Two percent lidocaine (Xylocaine) with epinephrine is injected subcutaneously and diffusely throughout the lower eyelid. Injections of 2 percent lidocaine with epinephrine (∼0.5 ml) also are given into each fat pad. This is done via a 25-gauge needle inserted over the temporal, central, and nasal inferior orbital rim, for a distance of 1 cm, and aimed downward during each insertion. Additional 2 percent lidocaine with 1 : 100,000 epinephrine is injected into the central aspect of the upper eyelid just above the eyelashes.

A 4-0 black silk suture is placed through skin, orbicularis oculi muscle, and superficial tarsus at the center of the upper eyelid. The suture is used to pull the upper eyelid upward. Another 4-0 black silk suture is placed through skin, orbicularis muscle, and superficial tarsus at the center of the lower eyelid to evert the eyelid over a Desmarres retractor. Two percent lidocaine with epinephrine is injected subconjunctivally inferior to the inferior tarsal border and diffusely across the eyelid.

Recessing the lower eyelid retractors

Whether a hard palate graft or allogeneic spacer is used, the technique for recessing the lower eyelid retractors is basically the same. The goal is to release the lower eyelid retractors and/or cicatrix to optimize the lower eyelid position followed by placement of an inter-positional graft to maintain this correction.

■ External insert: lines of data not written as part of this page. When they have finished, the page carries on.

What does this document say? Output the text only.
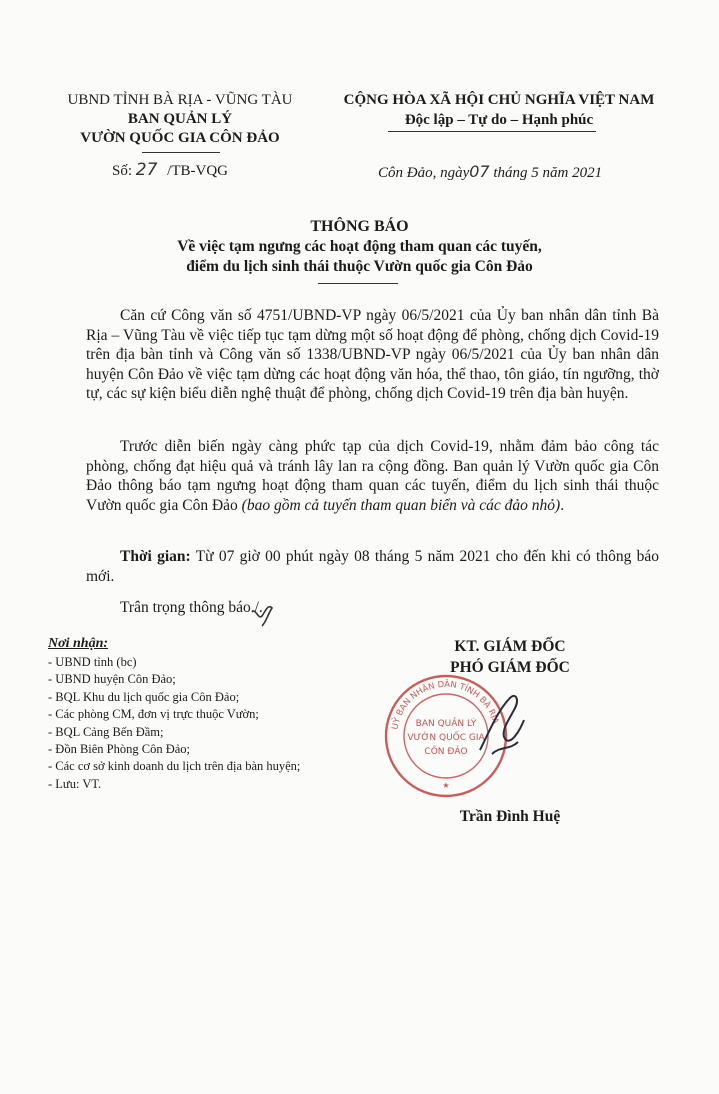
UBND TỈNH BÀ RỊA - VŨNG TÀU
BAN QUẢN LÝ
VƯỜN QUỐC GIA CÔN ĐẢO
Số: 27 /TB-VQG
CỘNG HÒA XÃ HỘI CHỦ NGHĨA VIỆT NAM
Độc lập – Tự do – Hạnh phúc
Côn Đảo, ngày07 tháng 5 năm 2021
THÔNG BÁO
Về việc tạm ngưng các hoạt động tham quan các tuyến,
điểm du lịch sinh thái thuộc Vườn quốc gia Côn Đảo
Căn cứ Công văn số 4751/UBND-VP ngày 06/5/2021 của Ủy ban nhân dân tỉnh Bà Rịa – Vũng Tàu về việc tiếp tục tạm dừng một số hoạt động để phòng, chống dịch Covid-19 trên địa bàn tỉnh và Công văn số 1338/UBND-VP ngày 06/5/2021 của Ủy ban nhân dân huyện Côn Đảo về việc tạm dừng các hoạt động văn hóa, thể thao, tôn giáo, tín ngưỡng, thờ tự, các sự kiện biểu diễn nghệ thuật để phòng, chống dịch Covid-19 trên địa bàn huyện.
Trước diễn biến ngày càng phức tạp của dịch Covid-19, nhằm đảm bảo công tác phòng, chống đạt hiệu quả và tránh lây lan ra cộng đồng. Ban quản lý Vườn quốc gia Côn Đảo thông báo tạm ngưng hoạt động tham quan các tuyến, điểm du lịch sinh thái thuộc Vườn quốc gia Côn Đảo (bao gồm cả tuyến tham quan biển và các đảo nhỏ).
Thời gian: Từ 07 giờ 00 phút ngày 08 tháng 5 năm 2021 cho đến khi có thông báo mới.
Trân trọng thông báo./.
Nơi nhận:
- UBND tỉnh (bc)
- UBND huyện Côn Đảo;
- BQL Khu du lịch quốc gia Côn Đảo;
- Các phòng CM, đơn vị trực thuộc Vườn;
- BQL Cảng Bến Đầm;
- Đồn Biên Phòng Côn Đảo;
- Các cơ sở kinh doanh du lịch trên địa bàn huyện;
- Lưu: VT.
KT. GIÁM ĐỐC
PHÓ GIÁM ĐỐC
UỶ BAN NHÂN DÂN TỈNH BÀ RỊA
BAN QUẢN LÝ
VƯỜN QUỐC GIA
CÔN ĐẢO
★
Trần Đình Huệ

A toothed forceps grasps the conjunctiva, Müller’s muscle, and the capsulopalpebral fascia at the temporal aspect of the eyelid, just beneath the inferior tarsal border (Fig. 18-1A). With a Westcott scissors, the surgeon penetrates this tissue and severs it from the inferior tarsal border. The Westcott scissors enters this opening and passes between capsulopalpebral fascia and orbicularis muscle across the eyelid (Fig. 18-1B). The surgeon facilitates this maneuver by separating the Westcott scissors blades during the passage and by pulling the scissors upward toward the conjunctival surface. At the same time, the surgeon’s assistant is releasing the Desmarres retractor slightly or pulling the skin surface outward. Because skin (and scar tissue in previously operated lower eyelids) is firmly attached to the orbicularis muscle and the conjunctiva is firmly attached to Müller’s muscle and capsulopalpebral fascia, the two lamellae separate in opposite directions during this maneuver.